Viele Flüchtlinge sind in Zelten untergebracht

Langsam wird es kälter draußen. Das ist besonders für die vielen Flüchtlinge, die in Deutschland in Zelten untergebracht sind, furchtbar. Die Zelte können nur notdürftig beheizt werden und werden nicht richtig warm. Dadurch werden die Decken und Sachen feucht und klamm. Für viele Menschen, die auf Asyl hoffen, ist es der erste richtige Winter. Sie kennen solche Temperaturen nicht und frieren schneller.
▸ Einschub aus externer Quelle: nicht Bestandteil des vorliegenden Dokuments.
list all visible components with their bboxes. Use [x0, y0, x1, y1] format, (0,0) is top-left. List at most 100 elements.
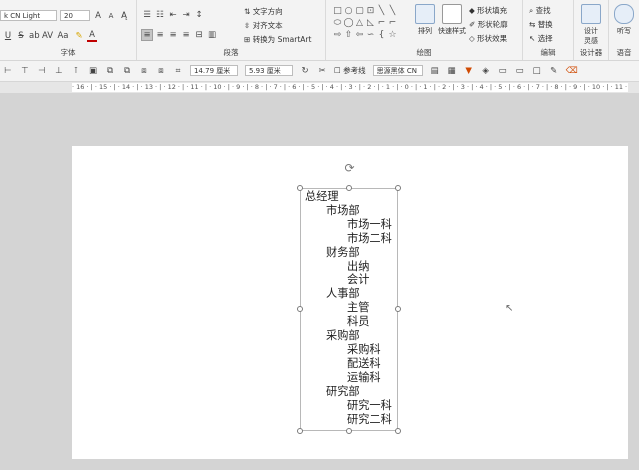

Sie brauchen warme Kleidung und warme Schuhe. Es gibt zwar viele Spenden, doch es wird auch immer noch mehr gebraucht.
 

Draußen ist es kalt

Wenn es draußen kalt und dunkel ist, verbringt man viel mehr Zeit drinnen. Gerade in den großen Notunterkünften, in denen viele Menschen zusammen leben, ist das nicht schön. Menschen leben dicht beieinander und haben kaum Platz für sich. So verbreiten sich Krankheiten schneller. Ärzte warnen schon jetzt vor der Grippe und empfehlen eine Impfung. Genug Impfstoff wird es aber nicht geben. Ein anderes Problem: Wenn die Flüchtlinge ewig in Ungewissheit warten müssen, kann sich Frust aufstauen und es kann schneller zu Streit und Konflikten kommen. Auch die vielen freiwilligen Helfer, die Einrichtungen unterstützen, werden immer weniger. Die meisten haben auch einen Beruf und können nicht auf Dauer freiwillig arbeiten. Doch werden sie dringend gebraucht. Der kommende Winter wird eine große Herausforderung für die Einrichtungen, in denen Flüchtlinge derzeit unterkommen.